Infine vorrei parlare di un quadrante della “geopolitica dell’acqua” che interessa l’Italia da vicino: quello mediorientale. Ci sono almeno due intersezioni di notevole interesse tra le varie che le analizza nel suo libro: quella turco-siriano-irachena e quella saudita. Sulla prima, quanto peso ha l’aspetto idrico nelle relazioni tra Ankara e Damasco, oggi in conflitto nella crisi siriana? Sulla seconda intersezione, quella saudita, lei sostiene che Riyad cercherà di investire in terre coltivabili sui mercati esteri per tenere in piedi in equilibrio i rapporti esistenti tra acqua, energia e risorse agricole rispetto al trend demografico interno saudita. Verso quali ‘lidi’ guarderà il governo saudita per tali investimenti e che impatto avrà questa politica sugli equilibri politico-diplomatici tra Occidente giudaico-cristiano e Medioriente islamico?
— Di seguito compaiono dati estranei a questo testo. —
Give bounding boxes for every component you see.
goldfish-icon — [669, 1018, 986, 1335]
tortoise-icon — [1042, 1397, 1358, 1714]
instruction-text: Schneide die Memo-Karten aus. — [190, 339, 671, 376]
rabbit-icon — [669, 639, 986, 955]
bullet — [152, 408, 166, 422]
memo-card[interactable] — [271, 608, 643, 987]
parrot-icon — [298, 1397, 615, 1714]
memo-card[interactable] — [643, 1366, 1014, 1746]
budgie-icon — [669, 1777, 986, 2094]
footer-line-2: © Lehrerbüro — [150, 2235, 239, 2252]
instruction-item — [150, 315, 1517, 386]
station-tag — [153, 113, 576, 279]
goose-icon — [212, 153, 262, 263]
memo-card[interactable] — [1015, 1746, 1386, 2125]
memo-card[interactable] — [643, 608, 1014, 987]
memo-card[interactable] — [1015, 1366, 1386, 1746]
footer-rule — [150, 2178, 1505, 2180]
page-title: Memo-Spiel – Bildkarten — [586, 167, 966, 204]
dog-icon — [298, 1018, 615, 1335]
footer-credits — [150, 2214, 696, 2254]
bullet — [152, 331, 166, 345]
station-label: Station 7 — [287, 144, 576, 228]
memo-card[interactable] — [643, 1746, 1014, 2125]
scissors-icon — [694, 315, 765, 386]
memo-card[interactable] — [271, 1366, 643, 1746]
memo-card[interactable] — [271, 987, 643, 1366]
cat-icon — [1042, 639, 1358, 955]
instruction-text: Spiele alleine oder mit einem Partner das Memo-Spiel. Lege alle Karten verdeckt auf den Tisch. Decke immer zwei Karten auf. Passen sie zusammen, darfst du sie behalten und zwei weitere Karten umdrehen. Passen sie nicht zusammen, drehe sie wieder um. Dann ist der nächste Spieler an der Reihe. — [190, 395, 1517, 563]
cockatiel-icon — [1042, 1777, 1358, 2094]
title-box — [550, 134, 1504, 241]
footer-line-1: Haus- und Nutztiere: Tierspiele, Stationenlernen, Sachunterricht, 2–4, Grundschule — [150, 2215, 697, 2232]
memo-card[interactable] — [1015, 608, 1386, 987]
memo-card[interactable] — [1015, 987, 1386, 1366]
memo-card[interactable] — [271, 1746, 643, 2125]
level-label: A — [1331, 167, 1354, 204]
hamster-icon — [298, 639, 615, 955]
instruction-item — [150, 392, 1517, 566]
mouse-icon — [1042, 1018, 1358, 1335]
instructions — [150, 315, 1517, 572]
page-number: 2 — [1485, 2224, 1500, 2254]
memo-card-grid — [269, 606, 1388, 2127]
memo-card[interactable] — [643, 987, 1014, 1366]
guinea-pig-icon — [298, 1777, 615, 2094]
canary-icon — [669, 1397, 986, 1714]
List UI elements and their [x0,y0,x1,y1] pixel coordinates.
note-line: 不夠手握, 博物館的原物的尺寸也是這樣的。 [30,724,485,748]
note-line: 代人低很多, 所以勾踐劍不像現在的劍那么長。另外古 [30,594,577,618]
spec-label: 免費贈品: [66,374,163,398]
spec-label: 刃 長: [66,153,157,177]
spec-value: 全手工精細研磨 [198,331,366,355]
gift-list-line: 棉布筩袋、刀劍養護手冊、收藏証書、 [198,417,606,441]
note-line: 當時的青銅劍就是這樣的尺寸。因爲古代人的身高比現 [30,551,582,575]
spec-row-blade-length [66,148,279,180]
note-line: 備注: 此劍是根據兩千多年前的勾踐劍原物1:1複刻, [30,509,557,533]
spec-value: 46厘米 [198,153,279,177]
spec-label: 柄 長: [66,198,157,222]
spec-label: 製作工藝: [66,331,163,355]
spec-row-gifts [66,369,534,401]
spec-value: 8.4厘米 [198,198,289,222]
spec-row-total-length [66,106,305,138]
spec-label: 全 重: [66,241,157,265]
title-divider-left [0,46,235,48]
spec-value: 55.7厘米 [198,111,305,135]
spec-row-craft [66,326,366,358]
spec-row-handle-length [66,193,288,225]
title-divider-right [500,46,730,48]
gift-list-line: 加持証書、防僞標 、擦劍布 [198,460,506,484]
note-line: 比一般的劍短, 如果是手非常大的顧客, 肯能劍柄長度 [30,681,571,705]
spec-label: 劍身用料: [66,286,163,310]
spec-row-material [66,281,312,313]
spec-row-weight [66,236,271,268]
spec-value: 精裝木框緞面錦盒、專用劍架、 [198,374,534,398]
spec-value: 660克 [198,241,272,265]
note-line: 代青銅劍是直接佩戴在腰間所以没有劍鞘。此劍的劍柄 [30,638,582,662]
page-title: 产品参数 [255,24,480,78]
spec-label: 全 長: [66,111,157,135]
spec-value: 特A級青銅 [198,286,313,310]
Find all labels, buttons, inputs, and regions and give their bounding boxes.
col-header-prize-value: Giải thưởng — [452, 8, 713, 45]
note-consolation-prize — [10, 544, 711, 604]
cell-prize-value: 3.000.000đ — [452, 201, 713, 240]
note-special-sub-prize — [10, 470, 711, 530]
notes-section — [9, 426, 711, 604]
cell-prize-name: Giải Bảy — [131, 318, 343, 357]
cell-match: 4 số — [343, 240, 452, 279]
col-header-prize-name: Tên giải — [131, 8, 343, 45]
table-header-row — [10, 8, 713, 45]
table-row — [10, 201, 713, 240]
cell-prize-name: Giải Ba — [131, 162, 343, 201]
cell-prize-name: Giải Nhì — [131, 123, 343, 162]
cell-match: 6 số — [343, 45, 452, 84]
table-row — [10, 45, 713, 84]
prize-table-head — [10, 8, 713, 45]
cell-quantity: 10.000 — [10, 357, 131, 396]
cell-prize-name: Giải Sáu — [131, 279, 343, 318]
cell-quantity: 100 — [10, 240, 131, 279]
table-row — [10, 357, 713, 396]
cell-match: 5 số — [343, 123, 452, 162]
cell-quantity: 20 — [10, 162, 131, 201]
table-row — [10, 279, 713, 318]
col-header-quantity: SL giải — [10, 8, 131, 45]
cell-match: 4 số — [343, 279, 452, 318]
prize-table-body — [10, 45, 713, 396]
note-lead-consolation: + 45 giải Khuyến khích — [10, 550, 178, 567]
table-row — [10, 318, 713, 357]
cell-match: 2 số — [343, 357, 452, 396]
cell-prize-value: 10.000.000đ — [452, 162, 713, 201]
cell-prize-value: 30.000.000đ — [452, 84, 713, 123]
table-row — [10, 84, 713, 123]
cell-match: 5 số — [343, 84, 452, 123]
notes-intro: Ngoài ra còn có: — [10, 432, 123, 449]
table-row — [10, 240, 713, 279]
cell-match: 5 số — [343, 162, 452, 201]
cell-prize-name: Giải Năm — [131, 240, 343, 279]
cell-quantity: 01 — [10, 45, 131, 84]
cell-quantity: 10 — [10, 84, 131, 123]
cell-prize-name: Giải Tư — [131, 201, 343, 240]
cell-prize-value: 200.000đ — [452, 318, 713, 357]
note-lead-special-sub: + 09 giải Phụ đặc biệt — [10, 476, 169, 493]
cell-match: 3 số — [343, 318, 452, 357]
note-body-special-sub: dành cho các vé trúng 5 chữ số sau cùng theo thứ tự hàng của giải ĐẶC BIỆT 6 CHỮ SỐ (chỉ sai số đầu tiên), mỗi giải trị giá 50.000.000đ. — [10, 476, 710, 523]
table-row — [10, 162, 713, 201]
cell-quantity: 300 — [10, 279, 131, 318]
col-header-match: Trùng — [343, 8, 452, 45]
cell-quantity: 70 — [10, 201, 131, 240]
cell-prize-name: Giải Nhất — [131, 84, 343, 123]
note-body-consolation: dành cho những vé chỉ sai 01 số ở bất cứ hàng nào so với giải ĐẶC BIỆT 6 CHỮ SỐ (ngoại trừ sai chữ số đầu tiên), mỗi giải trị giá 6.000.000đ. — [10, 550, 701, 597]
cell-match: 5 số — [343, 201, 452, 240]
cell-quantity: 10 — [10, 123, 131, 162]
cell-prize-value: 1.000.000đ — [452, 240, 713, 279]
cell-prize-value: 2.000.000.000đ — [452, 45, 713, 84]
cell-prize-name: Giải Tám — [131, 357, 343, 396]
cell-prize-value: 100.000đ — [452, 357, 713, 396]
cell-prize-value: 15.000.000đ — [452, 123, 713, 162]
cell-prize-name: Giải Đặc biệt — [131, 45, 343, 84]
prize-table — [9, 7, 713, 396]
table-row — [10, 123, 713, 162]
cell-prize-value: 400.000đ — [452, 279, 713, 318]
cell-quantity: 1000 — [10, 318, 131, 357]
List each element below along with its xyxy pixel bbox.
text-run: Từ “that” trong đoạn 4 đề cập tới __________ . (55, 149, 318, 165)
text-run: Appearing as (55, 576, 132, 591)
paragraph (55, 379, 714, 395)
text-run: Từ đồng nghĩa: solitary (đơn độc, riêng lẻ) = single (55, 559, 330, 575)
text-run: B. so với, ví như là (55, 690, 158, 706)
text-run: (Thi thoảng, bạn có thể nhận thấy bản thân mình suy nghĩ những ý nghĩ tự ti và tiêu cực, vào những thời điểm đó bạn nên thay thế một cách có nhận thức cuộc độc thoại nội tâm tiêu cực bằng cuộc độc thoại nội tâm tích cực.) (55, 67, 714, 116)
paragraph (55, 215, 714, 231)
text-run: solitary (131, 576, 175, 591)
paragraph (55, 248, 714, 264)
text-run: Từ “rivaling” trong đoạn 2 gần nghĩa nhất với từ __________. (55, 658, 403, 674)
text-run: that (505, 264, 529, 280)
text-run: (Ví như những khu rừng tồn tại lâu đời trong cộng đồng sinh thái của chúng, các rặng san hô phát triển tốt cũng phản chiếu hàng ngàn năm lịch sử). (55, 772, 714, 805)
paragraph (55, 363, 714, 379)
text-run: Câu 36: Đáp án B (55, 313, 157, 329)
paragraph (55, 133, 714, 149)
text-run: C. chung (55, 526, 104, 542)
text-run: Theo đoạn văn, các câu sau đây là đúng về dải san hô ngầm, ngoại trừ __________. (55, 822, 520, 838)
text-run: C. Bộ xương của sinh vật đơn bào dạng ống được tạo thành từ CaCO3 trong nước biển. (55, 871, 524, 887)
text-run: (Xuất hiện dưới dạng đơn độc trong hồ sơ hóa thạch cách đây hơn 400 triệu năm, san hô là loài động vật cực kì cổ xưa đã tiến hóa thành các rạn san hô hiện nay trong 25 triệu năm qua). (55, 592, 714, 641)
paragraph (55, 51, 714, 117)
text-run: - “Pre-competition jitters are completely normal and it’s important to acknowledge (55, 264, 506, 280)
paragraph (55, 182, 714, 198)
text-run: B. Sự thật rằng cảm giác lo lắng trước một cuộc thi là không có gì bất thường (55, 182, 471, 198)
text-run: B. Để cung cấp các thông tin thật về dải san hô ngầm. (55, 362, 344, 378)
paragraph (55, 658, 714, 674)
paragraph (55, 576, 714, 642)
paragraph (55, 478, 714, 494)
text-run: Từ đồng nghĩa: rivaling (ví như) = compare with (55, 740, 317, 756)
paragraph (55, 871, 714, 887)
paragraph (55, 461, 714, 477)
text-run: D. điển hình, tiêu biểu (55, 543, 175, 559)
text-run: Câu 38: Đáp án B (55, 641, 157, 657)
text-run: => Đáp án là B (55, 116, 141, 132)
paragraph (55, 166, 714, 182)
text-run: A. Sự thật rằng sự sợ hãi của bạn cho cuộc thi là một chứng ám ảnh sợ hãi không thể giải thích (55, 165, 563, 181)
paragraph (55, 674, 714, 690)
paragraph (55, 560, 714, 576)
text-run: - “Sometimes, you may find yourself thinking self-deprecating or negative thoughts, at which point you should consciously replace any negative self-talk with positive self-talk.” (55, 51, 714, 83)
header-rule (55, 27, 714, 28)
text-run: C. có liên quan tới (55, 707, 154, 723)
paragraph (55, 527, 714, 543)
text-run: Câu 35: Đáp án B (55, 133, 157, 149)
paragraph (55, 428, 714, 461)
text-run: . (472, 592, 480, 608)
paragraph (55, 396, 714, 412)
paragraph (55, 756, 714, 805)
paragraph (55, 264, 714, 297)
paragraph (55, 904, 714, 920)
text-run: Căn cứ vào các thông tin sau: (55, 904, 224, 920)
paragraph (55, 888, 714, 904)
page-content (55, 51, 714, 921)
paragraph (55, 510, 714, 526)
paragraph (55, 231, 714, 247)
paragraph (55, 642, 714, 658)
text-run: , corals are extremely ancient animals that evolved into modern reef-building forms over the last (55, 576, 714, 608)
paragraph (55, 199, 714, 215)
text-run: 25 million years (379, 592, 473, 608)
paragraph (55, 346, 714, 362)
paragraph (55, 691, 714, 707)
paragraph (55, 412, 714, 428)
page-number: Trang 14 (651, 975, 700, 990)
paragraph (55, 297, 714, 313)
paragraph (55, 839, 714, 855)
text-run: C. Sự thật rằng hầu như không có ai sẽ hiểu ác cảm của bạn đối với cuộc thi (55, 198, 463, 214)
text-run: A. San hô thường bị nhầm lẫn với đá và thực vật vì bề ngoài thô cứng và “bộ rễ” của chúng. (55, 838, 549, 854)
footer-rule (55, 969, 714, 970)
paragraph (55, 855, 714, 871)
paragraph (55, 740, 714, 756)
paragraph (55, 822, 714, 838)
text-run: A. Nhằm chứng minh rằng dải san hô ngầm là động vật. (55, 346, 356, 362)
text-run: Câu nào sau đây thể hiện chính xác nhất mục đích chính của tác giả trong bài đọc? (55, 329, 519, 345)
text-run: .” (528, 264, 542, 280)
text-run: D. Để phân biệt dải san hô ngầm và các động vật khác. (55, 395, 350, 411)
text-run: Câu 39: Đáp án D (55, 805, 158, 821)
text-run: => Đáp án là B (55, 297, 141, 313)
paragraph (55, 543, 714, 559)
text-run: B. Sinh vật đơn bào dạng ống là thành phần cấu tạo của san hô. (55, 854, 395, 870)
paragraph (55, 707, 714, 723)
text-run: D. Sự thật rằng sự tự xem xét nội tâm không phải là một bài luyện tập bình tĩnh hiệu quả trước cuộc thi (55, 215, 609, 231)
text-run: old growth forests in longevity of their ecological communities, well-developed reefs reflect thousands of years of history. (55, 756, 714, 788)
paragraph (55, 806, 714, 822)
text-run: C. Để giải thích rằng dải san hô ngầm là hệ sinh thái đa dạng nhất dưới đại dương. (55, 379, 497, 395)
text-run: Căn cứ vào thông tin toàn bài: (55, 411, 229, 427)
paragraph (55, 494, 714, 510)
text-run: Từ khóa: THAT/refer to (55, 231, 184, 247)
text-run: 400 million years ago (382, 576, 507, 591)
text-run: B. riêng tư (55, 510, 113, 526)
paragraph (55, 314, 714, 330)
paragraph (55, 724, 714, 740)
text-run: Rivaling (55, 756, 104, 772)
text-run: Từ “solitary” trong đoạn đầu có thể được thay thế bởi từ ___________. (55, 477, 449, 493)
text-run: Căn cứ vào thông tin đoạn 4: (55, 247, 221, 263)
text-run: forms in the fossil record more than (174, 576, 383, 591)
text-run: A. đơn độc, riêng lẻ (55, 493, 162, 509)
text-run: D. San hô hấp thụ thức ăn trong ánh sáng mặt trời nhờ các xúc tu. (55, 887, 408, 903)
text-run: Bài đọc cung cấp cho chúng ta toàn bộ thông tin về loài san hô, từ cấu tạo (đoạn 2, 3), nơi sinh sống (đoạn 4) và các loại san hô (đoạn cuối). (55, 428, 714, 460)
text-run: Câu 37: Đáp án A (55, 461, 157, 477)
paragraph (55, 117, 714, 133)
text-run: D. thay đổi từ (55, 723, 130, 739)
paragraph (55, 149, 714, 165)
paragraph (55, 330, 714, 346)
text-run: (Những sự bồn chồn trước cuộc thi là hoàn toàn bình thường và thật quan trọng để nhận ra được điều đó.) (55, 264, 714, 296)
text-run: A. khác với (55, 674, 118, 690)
C’è la diga sul fiume Oronte, di cui ho parlato nel mio libro. Ci sono diversi tecnici operanti, fino ai disastri politici recenti, in Siria, e che si occupano anche di tutela ambientale. Ankara non vuole che il disequilibrio ecologico siriano si rifletta sulla sua Anatolia, terra di sviluppo futuro del regime dell’AKP, bacino elettorale di Erdogan e della sua nuova middle class extraurbana. Ankara quindi farà di tutto per evitare che, per parlare in termini strettamente economici, le ragioni di scambio del granaio siriano, che opera fin dai tempi dell’impero romano, si muovano verso Teheran, che pure ha bisogno di cibo e risorse idriche. La sete di acqua dell’Iran è straordinaria, come peraltro testimoniano le fonti governative di Teheran, e ormai la ricerca di nuove fonti e l’uso smodato di quelle già conosciute ci porta a calcolare una depletion induttiva delle risorse idriche iraniane, a tutt’oggi, di almeno il 32%. E si tratta di sistemi non rinnovabili. Infatti, uno dei grandi drivers geopolitici di Teheran verso l’Afghanistan, di cui mira a prendersene un pezzo per lasciarne, con l’intercapedine mineraria e infrastrutturale cinese, l’altro al Pakistan, è proprio la ricerca dell’acqua, di cui l’Afghanistan è ricchissimo.

Quanto al regime saudita?

Per quel che concerne l’Arabia Saudita, Riyadh ha proibito l’acquisto, per il 2016, di grano prodotto nel suo territorio. I sauditi oggi importano 2,5 milioni di tonnellate di grano, un “deal” che sarà concluso nel 2013, ma hanno concluso un accordo di leasing del terreno con l’Etiopia per 10.000 ettari di terreno, mentre Riyadh valuta, come la Cina, il pagamento in termini di opere 11 infrastrutturali del costo del leasing granario. La Cina sta facendo lo stesso, è partita dal Corno d’Africa ma sta operando, con investimenti in agribusiness, nell’Africa “nera”, nella Repubblica Democratica del Congo, in altri paesi dell’Africa subsahariana, e tra poco in Libia e in Egitto. Mentre gli occidentali si accollano il costo imprevedibile e pericoloso del regime change, Pechino, senza chiedere alcuna prova del sangue sulla democraticità alle élites dell’Africa subsahariana, espande il suo sistema agricolo e idrico, esportando manodopera a bassissimo costo, gestendo l’economia servile tradizionale dell’Africa che i comunisti cinesi chiamerebbero “precapitalistica”, cosa che cade anche ai confini tra Afghanistan e Cina oggi, e sostenendo, con tutte le tecniche finanziarie possibili, le vecchie classi dirigenti politiche e affaristiche. Cosa potrebbe fare l’Occidente? Ben poco. Collaborare, nei limiti dei diversi interessi geopolitici, con Pechino in Africa, favorire una razionalizzazione delle azioni di tante majors dell’agribusiness e dell’acqua che sfruttano con una logica del tipo “mordi e fuggi” le popolazioni locali africane, rendendole facili prede della concorrenza cinese addirittura al ribasso, creare un settore, dentro il WTO, che si occupi dei consumi termini idrici della produzione di cibo. E’ poco, ma potrebbe già funzionare.